By now, you're wondering what skins are and how they are valued so highly. Here's an explainer on how they work in online gaming:


Skins are unique visual designs for weapons in the online game Counter-Strike: Global Offensive (CS:GO). While the skins can be highly valued, they don't change the performance of the game or player, or affect the game's play in any way. They're purely aesthetic.


Players acquire these special finishes for their weapons as a reward for playing the game, by purchasing them through the game's store, or by purchasing them or trading with another player within Steam, which is where gaming company Valve distributes digital content, like CS:GO, to gamers.

All transactions that occur within Steam's market require players to use digital currency, deposited in a Steam Wallet. Players deposit actual money, say using a Steam gift card, into this online wallet.

Valve takes a 15 percent cut of all purchases made on Steam's market.

Any one item on Steam's marketplace cannot exceed a sale price of $400. Gamers can not have more than $500 in their Steam Wallet. Funds within a Steam Wallet cannot be taken out.


This is where gamers get around Valve's buying and selling requirements.

Players can buy, trade, and sell skins on a third-party website that connects to a player's Steam account, with no price limits.

These third-party sites let customers cash out using services such as PayPal, so money is not locked in their account, like a Steam Wallet.


Third-party websites have also allowed for players to gamble with skins.

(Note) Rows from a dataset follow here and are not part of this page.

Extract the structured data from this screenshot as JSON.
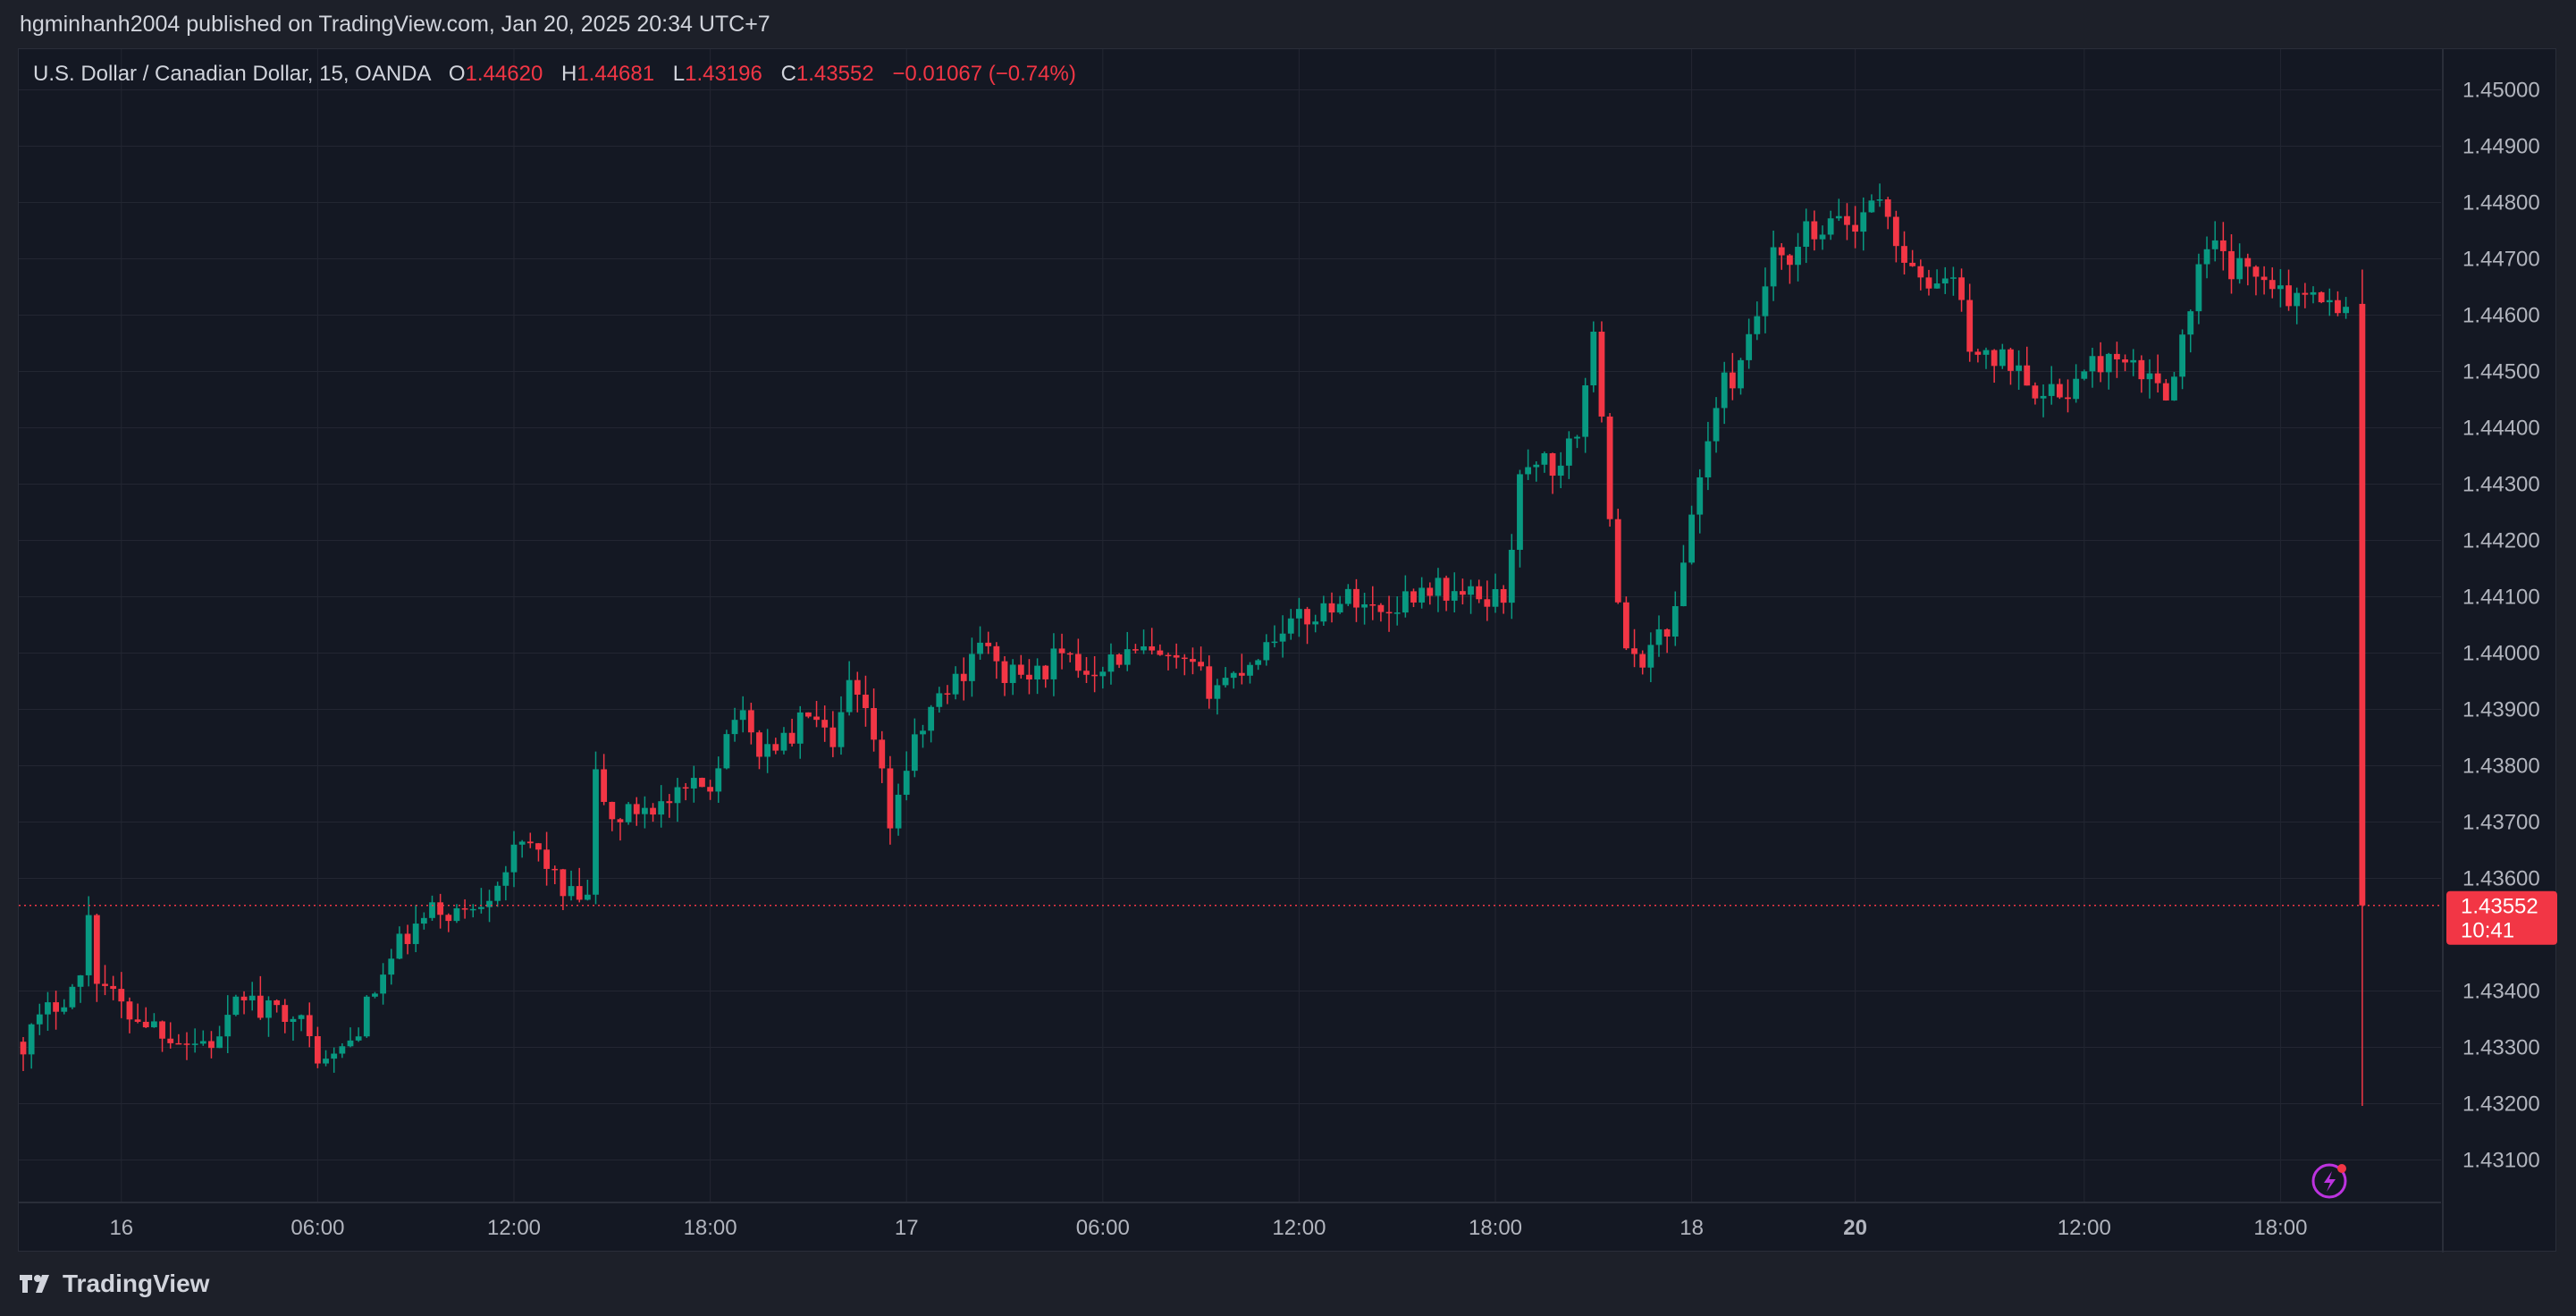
{
  "header": {
    "publisher_line": "hgminhanh2004 published on TradingView.com, Jan 20, 2025 20:34 UTC+7"
  },
  "legend": {
    "symbol": "U.S. Dollar / Canadian Dollar, 15, OANDA",
    "o_label": "O",
    "o_value": "1.44620",
    "h_label": "H",
    "h_value": "1.44681",
    "l_label": "L",
    "l_value": "1.43196",
    "c_label": "C",
    "c_value": "1.43552",
    "change": "−0.01067 (−0.74%)"
  },
  "price_tag": {
    "price": "1.43552",
    "countdown": "10:41"
  },
  "footer": {
    "brand": "TradingView"
  },
  "colors": {
    "background": "#141823",
    "page": "#1d2029",
    "grid": "#232632",
    "up": "#089981",
    "down": "#f23645",
    "text": "#d1d4dc",
    "tag": "#f23645",
    "alert_icon": "#bd33e0"
  },
  "icons": {
    "logo": "tradingview-logo-icon",
    "alert": "lightning-alert-icon"
  },
  "chart_data": {
    "type": "candlestick",
    "ylim": [
      1.4305,
      1.4505
    ],
    "y_ticks": [
      "1.45000",
      "1.44900",
      "1.44800",
      "1.44700",
      "1.44600",
      "1.44500",
      "1.44400",
      "1.44300",
      "1.44200",
      "1.44100",
      "1.44000",
      "1.43900",
      "1.43800",
      "1.43700",
      "1.43600",
      "1.43400",
      "1.43300",
      "1.43200",
      "1.43100"
    ],
    "x_ticks": [
      {
        "label": "16",
        "bold": false,
        "slot": 12
      },
      {
        "label": "06:00",
        "bold": false,
        "slot": 36
      },
      {
        "label": "12:00",
        "bold": false,
        "slot": 60
      },
      {
        "label": "18:00",
        "bold": false,
        "slot": 84
      },
      {
        "label": "17",
        "bold": false,
        "slot": 108
      },
      {
        "label": "06:00",
        "bold": false,
        "slot": 132
      },
      {
        "label": "12:00",
        "bold": false,
        "slot": 156
      },
      {
        "label": "18:00",
        "bold": false,
        "slot": 180
      },
      {
        "label": "18",
        "bold": false,
        "slot": 204
      },
      {
        "label": "20",
        "bold": true,
        "slot": 224
      },
      {
        "label": "12:00",
        "bold": false,
        "slot": 252
      },
      {
        "label": "18:00",
        "bold": false,
        "slot": 276
      }
    ],
    "last_price": 1.43552,
    "close_path": [
      [
        0,
        1.4331
      ],
      [
        4,
        1.4338
      ],
      [
        7,
        1.4342
      ],
      [
        8,
        1.4354
      ],
      [
        9,
        1.4343
      ],
      [
        12,
        1.4337
      ],
      [
        16,
        1.4334
      ],
      [
        20,
        1.4331
      ],
      [
        24,
        1.4331
      ],
      [
        27,
        1.434
      ],
      [
        29,
        1.4336
      ],
      [
        33,
        1.4337
      ],
      [
        35,
        1.4331
      ],
      [
        37,
        1.4327
      ],
      [
        40,
        1.4331
      ],
      [
        43,
        1.434
      ],
      [
        46,
        1.4348
      ],
      [
        50,
        1.4354
      ],
      [
        54,
        1.4354
      ],
      [
        57,
        1.4358
      ],
      [
        60,
        1.4364
      ],
      [
        62,
        1.4366
      ],
      [
        64,
        1.4363
      ],
      [
        66,
        1.4357
      ],
      [
        69,
        1.4356
      ],
      [
        70,
        1.4378
      ],
      [
        72,
        1.437
      ],
      [
        76,
        1.4373
      ],
      [
        79,
        1.4373
      ],
      [
        81,
        1.4375
      ],
      [
        84,
        1.4377
      ],
      [
        87,
        1.439
      ],
      [
        90,
        1.4383
      ],
      [
        94,
        1.4385
      ],
      [
        96,
        1.439
      ],
      [
        99,
        1.4382
      ],
      [
        101,
        1.4394
      ],
      [
        104,
        1.4385
      ],
      [
        106,
        1.437
      ],
      [
        108,
        1.438
      ],
      [
        111,
        1.439
      ],
      [
        115,
        1.4397
      ],
      [
        117,
        1.4403
      ],
      [
        119,
        1.4397
      ],
      [
        121,
        1.4396
      ],
      [
        124,
        1.4396
      ],
      [
        126,
        1.4399
      ],
      [
        130,
        1.4397
      ],
      [
        133,
        1.4399
      ],
      [
        137,
        1.44
      ],
      [
        140,
        1.4398
      ],
      [
        143,
        1.4397
      ],
      [
        145,
        1.4394
      ],
      [
        148,
        1.4396
      ],
      [
        151,
        1.44
      ],
      [
        154,
        1.4405
      ],
      [
        157,
        1.4406
      ],
      [
        160,
        1.4409
      ],
      [
        163,
        1.441
      ],
      [
        166,
        1.4407
      ],
      [
        169,
        1.441
      ],
      [
        172,
        1.4412
      ],
      [
        176,
        1.441
      ],
      [
        180,
        1.441
      ],
      [
        181,
        1.441
      ],
      [
        183,
        1.443
      ],
      [
        185,
        1.4435
      ],
      [
        188,
        1.4432
      ],
      [
        190,
        1.444
      ],
      [
        192,
        1.4455
      ],
      [
        193,
        1.4444
      ],
      [
        194,
        1.4425
      ],
      [
        195,
        1.441
      ],
      [
        196,
        1.4399
      ],
      [
        197,
        1.4398
      ],
      [
        199,
        1.4401
      ],
      [
        202,
        1.4407
      ],
      [
        204,
        1.4425
      ],
      [
        206,
        1.4438
      ],
      [
        208,
        1.4448
      ],
      [
        210,
        1.445
      ],
      [
        212,
        1.446
      ],
      [
        214,
        1.447
      ],
      [
        216,
        1.4468
      ],
      [
        218,
        1.4475
      ],
      [
        220,
        1.4473
      ],
      [
        222,
        1.4478
      ],
      [
        224,
        1.4475
      ],
      [
        226,
        1.4482
      ],
      [
        228,
        1.4477
      ],
      [
        230,
        1.447
      ],
      [
        232,
        1.4465
      ],
      [
        236,
        1.4467
      ],
      [
        238,
        1.4455
      ],
      [
        240,
        1.4452
      ],
      [
        244,
        1.4452
      ],
      [
        247,
        1.4445
      ],
      [
        250,
        1.4447
      ],
      [
        254,
        1.4452
      ],
      [
        258,
        1.445
      ],
      [
        262,
        1.4447
      ],
      [
        264,
        1.4455
      ],
      [
        266,
        1.4468
      ],
      [
        268,
        1.4472
      ],
      [
        270,
        1.4468
      ],
      [
        274,
        1.4468
      ],
      [
        278,
        1.4462
      ],
      [
        280,
        1.4466
      ],
      [
        283,
        1.446
      ],
      [
        285,
        1.4462
      ]
    ],
    "final_candle": {
      "open": 1.4462,
      "high": 1.44681,
      "low": 1.43196,
      "close": 1.43552
    }
  }
}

This is how it works: Players place bets using CS:GO skins on a third-party website. The winner gets their skins back, along with the skins wagered by the losing player.

Players can then turn a profit, selling those skins they've just won through the Steam market or a third-party website — where, as we said above, there are no price limits.

In 2016, Valve cracked down on players betting CS:GO skins, citing violations in their user agreement.

The company sent a cease and desist letter to more than 20 skin betting websites, demanding they stop using their technology as the basis of skin gambling, according to gambling news site The Lines. It's this crackdown that is connected to Heitmann's "trade ban" over involvement with a skin betting website.

Skin betting, at the time, had become a multi-million dollar industry, according to the website.


The value of CS:GO skins can fluctuate over time, much like an actual stock. As we now know, this value can range from $0 to $400 in the Steam market.

Values for skins are dictated by how rare they are and how much users are willing to pay. This affects how players trade, buy, and sell – and wager – CS:GO skins.